= Beta Sagittarii =

Beta Sagittarii (β Sagittarii, abbreviated Beta Sgr, β Sgr) is the common designation shared by two star systems in the constellation of Sagittarius, themselves designated β^{1} Sagittarii (itself a probable binary star) and β^{2} Sagittarii. The two systems are separated by 0.36° in the sky.

- β^{1} Sagittarii
- β^{2} Sagittarii

β^{1} Sagittarii's two components are designated β^{1} Sagittarii A, also named Arkab Prior, and β^{1} Sagittarii B (sometimes designated Arkab Prior A and B). β^{2} Sagittarii is named Arkab Posterior. Beta Sagittarii is also referred to by the traditional name Arkab.

==Nomenclature==
β Sagittarii (Latinised to Beta Sagittariii) is the groups's Bayer designation; β^{1} and β^{2} Sagittarii, those of its two constituents. The designations of β^{1}'s components – β^{1} Sagittarii A and B – derive from the convention used by the Washington Multiplicity Catalog (WMC) for multiple star systems, and adopted by the International Astronomical Union (IAU).

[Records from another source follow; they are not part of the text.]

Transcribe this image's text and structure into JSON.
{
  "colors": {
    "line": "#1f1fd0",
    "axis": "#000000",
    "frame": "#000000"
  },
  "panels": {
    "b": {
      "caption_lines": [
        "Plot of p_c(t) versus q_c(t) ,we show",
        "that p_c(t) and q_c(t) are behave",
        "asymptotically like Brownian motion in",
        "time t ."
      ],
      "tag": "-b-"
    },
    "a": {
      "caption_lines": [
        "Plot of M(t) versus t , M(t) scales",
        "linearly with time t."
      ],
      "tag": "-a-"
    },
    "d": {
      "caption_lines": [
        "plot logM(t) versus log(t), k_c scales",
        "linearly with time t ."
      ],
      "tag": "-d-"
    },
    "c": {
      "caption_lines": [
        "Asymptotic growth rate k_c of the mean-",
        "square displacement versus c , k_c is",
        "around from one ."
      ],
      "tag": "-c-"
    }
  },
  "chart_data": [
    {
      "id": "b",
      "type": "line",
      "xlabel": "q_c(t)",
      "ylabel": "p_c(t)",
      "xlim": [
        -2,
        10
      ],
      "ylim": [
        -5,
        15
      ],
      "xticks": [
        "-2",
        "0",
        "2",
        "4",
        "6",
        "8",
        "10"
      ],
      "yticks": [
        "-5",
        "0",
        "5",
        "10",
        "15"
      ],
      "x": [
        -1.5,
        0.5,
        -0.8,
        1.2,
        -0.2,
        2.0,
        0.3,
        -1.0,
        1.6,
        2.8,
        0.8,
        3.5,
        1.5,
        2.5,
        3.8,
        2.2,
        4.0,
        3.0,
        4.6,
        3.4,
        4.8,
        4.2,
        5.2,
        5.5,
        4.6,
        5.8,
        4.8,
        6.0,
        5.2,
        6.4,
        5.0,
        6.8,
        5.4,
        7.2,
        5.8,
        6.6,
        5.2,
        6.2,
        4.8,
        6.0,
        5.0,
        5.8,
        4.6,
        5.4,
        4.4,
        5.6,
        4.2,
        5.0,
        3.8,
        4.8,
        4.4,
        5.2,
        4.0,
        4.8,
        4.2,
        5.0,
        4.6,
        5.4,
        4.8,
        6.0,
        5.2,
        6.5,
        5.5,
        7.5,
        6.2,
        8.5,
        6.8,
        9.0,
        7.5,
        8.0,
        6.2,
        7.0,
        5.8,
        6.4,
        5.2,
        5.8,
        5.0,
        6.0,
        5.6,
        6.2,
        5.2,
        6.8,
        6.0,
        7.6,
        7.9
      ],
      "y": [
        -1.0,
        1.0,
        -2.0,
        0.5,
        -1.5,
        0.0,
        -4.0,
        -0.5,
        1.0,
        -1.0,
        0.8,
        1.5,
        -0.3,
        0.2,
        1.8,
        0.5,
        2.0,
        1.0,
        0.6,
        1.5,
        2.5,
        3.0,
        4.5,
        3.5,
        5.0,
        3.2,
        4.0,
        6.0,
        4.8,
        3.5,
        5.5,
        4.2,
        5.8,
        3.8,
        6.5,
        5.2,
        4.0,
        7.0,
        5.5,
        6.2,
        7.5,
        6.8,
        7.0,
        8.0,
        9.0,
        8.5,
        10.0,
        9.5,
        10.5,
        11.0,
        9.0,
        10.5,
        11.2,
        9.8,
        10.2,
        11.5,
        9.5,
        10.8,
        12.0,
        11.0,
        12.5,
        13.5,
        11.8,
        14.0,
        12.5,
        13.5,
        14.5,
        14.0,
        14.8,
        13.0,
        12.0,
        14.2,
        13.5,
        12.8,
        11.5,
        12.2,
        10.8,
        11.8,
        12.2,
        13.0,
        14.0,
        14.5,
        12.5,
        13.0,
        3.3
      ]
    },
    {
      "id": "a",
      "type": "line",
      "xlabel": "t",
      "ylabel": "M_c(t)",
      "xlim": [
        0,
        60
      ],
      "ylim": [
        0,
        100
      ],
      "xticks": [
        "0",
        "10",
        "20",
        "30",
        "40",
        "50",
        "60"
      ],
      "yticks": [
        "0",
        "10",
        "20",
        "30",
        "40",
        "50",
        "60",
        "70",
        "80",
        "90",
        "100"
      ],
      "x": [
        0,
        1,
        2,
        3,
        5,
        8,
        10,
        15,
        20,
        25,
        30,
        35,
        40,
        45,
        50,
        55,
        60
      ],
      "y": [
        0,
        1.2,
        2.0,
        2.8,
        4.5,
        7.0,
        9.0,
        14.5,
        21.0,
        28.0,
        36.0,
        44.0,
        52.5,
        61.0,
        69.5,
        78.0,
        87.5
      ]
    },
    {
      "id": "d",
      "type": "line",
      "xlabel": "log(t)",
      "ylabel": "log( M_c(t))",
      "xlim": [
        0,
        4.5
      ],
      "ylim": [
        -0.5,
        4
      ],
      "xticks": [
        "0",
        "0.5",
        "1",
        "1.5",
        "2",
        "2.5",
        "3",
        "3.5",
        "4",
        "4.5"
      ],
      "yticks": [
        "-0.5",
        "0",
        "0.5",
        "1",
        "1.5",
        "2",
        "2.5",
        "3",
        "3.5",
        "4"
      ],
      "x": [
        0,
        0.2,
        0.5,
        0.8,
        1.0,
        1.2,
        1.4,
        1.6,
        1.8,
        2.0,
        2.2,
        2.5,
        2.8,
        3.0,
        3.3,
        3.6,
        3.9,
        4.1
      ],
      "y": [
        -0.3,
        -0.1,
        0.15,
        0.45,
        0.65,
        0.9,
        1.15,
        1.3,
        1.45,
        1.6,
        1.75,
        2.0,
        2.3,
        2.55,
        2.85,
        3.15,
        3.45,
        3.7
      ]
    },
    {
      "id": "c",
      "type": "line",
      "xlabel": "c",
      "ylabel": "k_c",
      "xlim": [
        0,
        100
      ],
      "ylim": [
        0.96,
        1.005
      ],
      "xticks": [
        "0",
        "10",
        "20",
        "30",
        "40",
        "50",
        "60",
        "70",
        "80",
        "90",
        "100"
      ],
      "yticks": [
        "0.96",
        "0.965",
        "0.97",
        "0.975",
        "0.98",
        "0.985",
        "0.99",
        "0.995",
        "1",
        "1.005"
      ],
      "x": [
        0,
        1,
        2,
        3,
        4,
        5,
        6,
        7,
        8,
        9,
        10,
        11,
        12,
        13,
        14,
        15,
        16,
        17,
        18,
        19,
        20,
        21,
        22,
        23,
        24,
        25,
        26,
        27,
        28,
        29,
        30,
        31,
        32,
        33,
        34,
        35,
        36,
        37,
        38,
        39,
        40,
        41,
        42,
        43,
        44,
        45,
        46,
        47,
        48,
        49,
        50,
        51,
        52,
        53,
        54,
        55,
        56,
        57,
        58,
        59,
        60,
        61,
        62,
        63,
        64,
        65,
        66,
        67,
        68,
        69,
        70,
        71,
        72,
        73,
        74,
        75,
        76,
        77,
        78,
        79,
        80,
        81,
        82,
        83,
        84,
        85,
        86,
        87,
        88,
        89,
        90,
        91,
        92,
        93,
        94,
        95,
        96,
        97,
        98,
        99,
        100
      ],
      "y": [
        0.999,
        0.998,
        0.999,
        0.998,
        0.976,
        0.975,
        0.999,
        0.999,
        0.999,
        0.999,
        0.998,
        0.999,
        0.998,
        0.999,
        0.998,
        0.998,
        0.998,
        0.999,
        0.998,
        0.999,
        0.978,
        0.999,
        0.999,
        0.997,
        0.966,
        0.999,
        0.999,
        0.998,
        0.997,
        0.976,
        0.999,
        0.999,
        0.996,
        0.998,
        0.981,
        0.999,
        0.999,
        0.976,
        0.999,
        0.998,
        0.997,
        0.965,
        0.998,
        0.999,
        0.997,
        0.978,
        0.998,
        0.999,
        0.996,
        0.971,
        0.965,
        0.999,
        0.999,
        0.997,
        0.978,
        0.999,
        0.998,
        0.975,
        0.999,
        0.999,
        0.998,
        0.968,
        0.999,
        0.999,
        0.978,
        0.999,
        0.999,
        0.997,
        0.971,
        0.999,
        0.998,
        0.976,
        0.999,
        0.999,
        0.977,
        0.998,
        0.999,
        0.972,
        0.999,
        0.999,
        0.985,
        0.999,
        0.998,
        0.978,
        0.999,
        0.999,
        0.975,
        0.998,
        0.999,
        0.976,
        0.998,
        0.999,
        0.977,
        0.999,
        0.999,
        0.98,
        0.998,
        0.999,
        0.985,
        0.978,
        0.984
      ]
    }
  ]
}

The system's traditional name Arkab derives from the Arabic عرقوب ^{c}arqūb meaning Achilles Tendon. The two constituents bore the traditional names Arkab Prior and Arkab Posterior since β^{1} leads β^{2} (or β^{2} follows β^{1}) across the sky. In 2016, the International Astronomical Union organized a Working Group on Star Names (WGSN) to catalogue and standardize proper names for stars. The WGSN states that in the case of multiple stars the name should be understood to be attributed to the brightest component by visual brightness. The WGSN approved the names Arkab Prior and Arkab Posterior for β^{1} Sagittarii A and β^{2} Sagittarii on 5 October 2016 and they are now so entered in the IAU Catalog of Star Names.

β^{1} and β^{2} Sagittarii, together with Alpha Sagittarii, were Al Ṣuradain (الصردين), the two Surad, "desert birds".

In Chinese, 天淵 (Tiān Yuān), meaning Celestial Spring, refers to an asterism consisting of β^{1} Sagittarii, β^{2} Sagittarii, and Alpha Sagittarii, Consequently, β^{1} and β^{2} Sagittarii themselves are known as 天淵一 (Tiān Yuān yī, the First Star of Celestial Spring.) and 天淵二 (Tiān Yuān èr, the Second Star of Celestial Spring.)

===Namesakes===
USS Arkab (AK-130) was a United States Navy named after the system.